Some groups representing beneficiaries claim the Government's offer of free long-term birth control to women on welfare will inevitably involve some degree of state pressure.

The Government rejects this claim. Social Development Minister Paula Bennett says it will be voluntary.

From this year, all women on a benefit and 16- to 19-year-old daughters of beneficiaries will be able to obtain special-needs grants to pay for long-acting, reversible contraception.

The scheme supports the Government's wider welfare reforms, which include penalties for those who have more children while on a benefit.


The four products available are those funded by Pharmac. They are the contraceptive arm implant Jadelle, the three-monthly injection Depo-provera, and two devices that are inserted into the uterus: the Multiload, which releases small amounts of copper, and the Mirena, which releases a contraceptive drug.

Under Pharmac rules, the Mirena is funded only for women with heavy menstrual bleeding.

The funding will pay for the $3 Pharmac prescription charge, doctor and nurse fees - which range from zero for young women at some clinics to $200 - and the materials charge of about $20 for Jadelle implantation.

A women's health group and Family Planning have welcomed the increased access to contraceptives, but say it should be for more women than just those supported by welfare.

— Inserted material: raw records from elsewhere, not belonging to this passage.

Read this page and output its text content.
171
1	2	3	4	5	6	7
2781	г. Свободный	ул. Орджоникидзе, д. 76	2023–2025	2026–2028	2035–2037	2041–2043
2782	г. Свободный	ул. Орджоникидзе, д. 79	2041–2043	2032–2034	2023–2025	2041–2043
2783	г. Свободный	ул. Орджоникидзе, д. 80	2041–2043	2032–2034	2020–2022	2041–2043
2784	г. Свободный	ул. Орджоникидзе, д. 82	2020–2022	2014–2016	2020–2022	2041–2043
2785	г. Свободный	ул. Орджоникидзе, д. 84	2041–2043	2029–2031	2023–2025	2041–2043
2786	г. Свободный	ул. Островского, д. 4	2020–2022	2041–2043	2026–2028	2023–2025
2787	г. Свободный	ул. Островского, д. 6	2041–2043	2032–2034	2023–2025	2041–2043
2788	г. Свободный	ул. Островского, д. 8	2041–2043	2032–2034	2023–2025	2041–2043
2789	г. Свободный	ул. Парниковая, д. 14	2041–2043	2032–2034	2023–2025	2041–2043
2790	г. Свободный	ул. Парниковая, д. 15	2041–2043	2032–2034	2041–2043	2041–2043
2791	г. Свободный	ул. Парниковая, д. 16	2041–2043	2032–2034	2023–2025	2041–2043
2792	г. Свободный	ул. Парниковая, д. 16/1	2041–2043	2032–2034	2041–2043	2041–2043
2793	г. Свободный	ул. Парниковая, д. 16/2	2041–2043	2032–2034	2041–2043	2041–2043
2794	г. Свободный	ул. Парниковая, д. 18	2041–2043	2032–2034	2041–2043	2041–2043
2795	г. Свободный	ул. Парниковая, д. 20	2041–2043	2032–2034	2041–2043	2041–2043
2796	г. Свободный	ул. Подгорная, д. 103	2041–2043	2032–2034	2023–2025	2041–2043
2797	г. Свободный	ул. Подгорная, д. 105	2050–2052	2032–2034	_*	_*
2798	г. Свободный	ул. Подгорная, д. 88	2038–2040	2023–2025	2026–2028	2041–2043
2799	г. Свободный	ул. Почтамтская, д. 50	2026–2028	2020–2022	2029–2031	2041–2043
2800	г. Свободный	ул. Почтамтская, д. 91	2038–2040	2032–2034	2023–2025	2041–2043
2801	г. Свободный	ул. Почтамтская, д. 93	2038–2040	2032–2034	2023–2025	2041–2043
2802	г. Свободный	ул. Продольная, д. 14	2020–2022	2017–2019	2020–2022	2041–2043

Mangere Budgeting and Family Support Services chief executive Darryl Evans said some of the beneficiaries he had spoken to about the new policy yesterday believed the Government would pressure people into contraception against their will.

"I'm a believer in freedom of choice. People should decide for themselves whether they go on contraception ... This is not communist China."

But Julie Whitehead, of the Auckland Single Parents Trust, welcomed the policy, saying: "A lot of these girls don't know there's more to life than having babies."

Putiputi Wikohika, one of several women interviewed outside an Auckland Work and Income office, said Winz staff would pressure women into using contraceptives.


Ms Wikohika, who has been a beneficiary on and off for 20 years and who has had five children, claimed she had already been told by a case officer to "shut your legs".

Sandra Waru, who has been on a benefit for much of her life, said of Winz staff: "I think they'll do whatever the Government tells them to do. I think they'll push [contraception on women]."

But Naomi Grey, 23, disagreed. "... it might be somewhat of a good idea to encourage people on the benefit not to have children because they can't really afford to pay for themselves at the moment, so they shouldn't really be having children."

Mother-of-three Rudinia Smith, 22, who is on a broadcasting course, said she didn't try to have children in order to receive the benefit, but was "less careful" as she knew she would be helped financially.

The policy was a good idea, she said, as long as women weren't pressured to take contraception as soon as they had a baby.